Zelda Fitzgerald - Legacy - Critical Reappraisal

Critical Reappraisal

Following Milford's biography, scholars and critics began to look at Zelda's work in a new light. In a 1968 edition of Save Me the Waltz, F. Scott Fitzgerald scholar Matthew Bruccoli wrote, "Save Me the Waltz is worth reading partly because anything that illuminates the career of F. Scott Fitzgerald is worth reading—and because it is the only published novel of a brave and talented woman who is remembered for her defeats." But as Save Me the Waltz was increasingly read alongside Milford's biography, a new perspective emerged. In 1979, scholar Jacqueline Tavernier-Courbin wrote rebutting Bruccoli's position: "Save Me the Waltz is a moving and fascinating novel which should be read on its own terms equally as much as Tender Is the Night. It needs no other justification than its comparative excellence."

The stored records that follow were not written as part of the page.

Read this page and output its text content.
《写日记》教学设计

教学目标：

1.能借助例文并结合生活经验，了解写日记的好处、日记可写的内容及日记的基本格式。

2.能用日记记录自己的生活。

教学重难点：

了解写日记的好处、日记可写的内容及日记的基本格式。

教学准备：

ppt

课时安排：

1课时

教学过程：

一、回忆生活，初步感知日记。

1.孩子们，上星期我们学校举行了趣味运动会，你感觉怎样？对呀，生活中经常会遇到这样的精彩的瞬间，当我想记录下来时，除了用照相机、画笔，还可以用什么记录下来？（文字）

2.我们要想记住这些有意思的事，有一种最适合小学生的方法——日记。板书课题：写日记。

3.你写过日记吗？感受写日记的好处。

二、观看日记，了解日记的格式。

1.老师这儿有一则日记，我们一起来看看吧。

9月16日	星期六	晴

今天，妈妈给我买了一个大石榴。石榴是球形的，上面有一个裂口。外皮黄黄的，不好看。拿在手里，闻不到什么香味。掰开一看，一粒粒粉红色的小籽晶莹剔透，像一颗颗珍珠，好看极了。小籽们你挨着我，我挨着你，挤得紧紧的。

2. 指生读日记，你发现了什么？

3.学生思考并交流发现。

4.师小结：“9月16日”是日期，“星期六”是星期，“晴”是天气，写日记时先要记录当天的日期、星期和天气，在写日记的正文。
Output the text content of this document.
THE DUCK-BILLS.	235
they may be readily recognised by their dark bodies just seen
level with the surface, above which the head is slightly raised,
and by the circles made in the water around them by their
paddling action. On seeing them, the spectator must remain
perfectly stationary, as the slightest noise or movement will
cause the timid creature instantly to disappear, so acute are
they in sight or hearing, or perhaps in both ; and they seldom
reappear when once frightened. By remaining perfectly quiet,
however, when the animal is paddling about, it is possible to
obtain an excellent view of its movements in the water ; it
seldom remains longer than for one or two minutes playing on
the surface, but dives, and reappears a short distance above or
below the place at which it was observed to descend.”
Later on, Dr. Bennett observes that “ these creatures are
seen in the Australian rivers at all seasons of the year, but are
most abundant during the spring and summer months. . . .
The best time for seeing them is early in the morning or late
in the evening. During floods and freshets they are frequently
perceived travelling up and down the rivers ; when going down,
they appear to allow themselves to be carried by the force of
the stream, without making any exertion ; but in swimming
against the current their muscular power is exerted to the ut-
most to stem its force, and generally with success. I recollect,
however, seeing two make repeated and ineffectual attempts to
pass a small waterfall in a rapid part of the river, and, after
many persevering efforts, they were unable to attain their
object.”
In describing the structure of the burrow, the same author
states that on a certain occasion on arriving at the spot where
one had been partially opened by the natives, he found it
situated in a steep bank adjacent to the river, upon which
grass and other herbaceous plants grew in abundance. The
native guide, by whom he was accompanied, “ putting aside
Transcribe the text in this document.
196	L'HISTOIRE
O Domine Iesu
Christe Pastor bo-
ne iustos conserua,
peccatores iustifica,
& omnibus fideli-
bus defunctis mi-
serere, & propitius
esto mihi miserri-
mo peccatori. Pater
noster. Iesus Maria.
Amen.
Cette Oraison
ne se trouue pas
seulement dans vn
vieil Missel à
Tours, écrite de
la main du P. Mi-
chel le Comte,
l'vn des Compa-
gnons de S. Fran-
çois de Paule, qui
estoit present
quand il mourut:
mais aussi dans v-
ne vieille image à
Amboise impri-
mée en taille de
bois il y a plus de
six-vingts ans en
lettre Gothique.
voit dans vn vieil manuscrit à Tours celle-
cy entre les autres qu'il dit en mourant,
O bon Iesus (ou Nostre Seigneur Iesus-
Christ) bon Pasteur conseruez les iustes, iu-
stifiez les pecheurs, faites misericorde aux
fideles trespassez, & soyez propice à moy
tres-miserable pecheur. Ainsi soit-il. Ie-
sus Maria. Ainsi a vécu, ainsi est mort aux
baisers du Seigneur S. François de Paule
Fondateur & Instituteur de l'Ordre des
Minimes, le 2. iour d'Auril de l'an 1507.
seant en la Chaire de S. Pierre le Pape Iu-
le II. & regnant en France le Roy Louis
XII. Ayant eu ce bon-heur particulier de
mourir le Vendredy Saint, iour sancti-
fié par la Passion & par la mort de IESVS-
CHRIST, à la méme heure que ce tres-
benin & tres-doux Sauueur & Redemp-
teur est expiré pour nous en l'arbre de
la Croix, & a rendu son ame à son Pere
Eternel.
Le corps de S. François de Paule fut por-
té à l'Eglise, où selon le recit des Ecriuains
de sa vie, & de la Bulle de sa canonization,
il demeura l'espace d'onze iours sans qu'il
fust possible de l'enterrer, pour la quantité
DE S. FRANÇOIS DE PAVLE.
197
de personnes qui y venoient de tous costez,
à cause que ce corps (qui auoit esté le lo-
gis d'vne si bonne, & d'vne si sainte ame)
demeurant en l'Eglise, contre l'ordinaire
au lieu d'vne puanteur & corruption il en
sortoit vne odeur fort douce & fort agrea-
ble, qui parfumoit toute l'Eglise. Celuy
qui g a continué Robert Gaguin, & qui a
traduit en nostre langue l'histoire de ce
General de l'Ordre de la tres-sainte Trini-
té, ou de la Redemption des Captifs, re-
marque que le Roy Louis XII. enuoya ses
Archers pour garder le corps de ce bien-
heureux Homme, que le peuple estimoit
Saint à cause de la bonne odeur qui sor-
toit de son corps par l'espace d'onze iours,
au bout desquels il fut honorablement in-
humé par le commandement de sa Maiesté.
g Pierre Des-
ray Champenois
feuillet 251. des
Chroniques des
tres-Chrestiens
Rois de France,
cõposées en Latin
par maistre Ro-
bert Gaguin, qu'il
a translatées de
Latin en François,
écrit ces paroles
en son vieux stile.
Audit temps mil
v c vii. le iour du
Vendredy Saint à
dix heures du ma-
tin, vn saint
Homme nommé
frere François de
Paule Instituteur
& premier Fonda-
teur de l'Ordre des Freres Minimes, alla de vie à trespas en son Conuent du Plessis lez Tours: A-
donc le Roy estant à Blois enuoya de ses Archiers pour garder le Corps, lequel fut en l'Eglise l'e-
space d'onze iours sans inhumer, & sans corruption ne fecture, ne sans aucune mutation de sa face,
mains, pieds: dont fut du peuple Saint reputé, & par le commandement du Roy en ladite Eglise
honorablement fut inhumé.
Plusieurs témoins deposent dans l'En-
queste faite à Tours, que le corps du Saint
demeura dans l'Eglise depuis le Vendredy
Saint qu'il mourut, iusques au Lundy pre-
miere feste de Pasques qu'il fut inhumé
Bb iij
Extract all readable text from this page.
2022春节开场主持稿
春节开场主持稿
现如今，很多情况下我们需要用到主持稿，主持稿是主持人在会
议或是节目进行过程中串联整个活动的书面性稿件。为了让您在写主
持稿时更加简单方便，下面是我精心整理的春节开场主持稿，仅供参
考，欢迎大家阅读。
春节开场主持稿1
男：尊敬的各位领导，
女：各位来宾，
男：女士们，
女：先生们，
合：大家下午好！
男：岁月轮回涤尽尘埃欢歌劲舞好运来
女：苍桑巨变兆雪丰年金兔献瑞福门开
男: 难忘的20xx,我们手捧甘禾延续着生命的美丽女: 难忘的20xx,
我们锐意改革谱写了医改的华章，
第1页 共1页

Save Me the Waltz became the focus of many literary studies that explored different aspects of her work: how the novel contrasted with Scott's take of the marriage in Tender Is the Night; how the commodity culture that emerged in the 1920s placed stress on modern women; and how these attitudes led to a misrepresentation of "mental illness" in women.

Zelda Fitzgerald's collected writings including Save Me the Waltz, edited by Matthew J. Bruccoli, were published in 1991. New York Times literary critic Michiko Kakutani wrote, "That the novel was written in two months is amazing. That for all its flaws it still manages to charm, amuse and move the reader is even more remarkable. Zelda Fitzgerald succeeded, in this novel, in conveying her own heroic desperation to succeed at something of her own, and she also managed to distinguish herself as a writer with, as Edmund Wilson once said of her husband, a 'gift for turning language into something iridescent and surprising.'"

Scholars continue to examine and debate the role that Scott and Zelda may have had in stifling each other's creativity. Zelda's biographer Cline wrote that the two camps are "as diametrically opposed as the Plath and Hughes literary camps"—a reference to the heated controversy about the relationship of husband–wife poets Ted Hughes and Sylvia Plath.

Zelda's art work also has been reappraised as interesting in its own right. After spending much of the 1950s and 60s in family attics—Zelda's mother even had much of the art burned because she disliked it—scholars began to examine the art. Exhibitions of her work have toured the United States and Europe. A review of the exhibition by curator Everl Adair noted the influence of Vincent Van Gogh and Georgia O'Keeffe on her paintings and concluded that her surviving corpus of art "represents the work of a talented, visionary woman who rose above tremendous odds to create a fascinating body of work—one that inspires us to celebrate the life that might have been."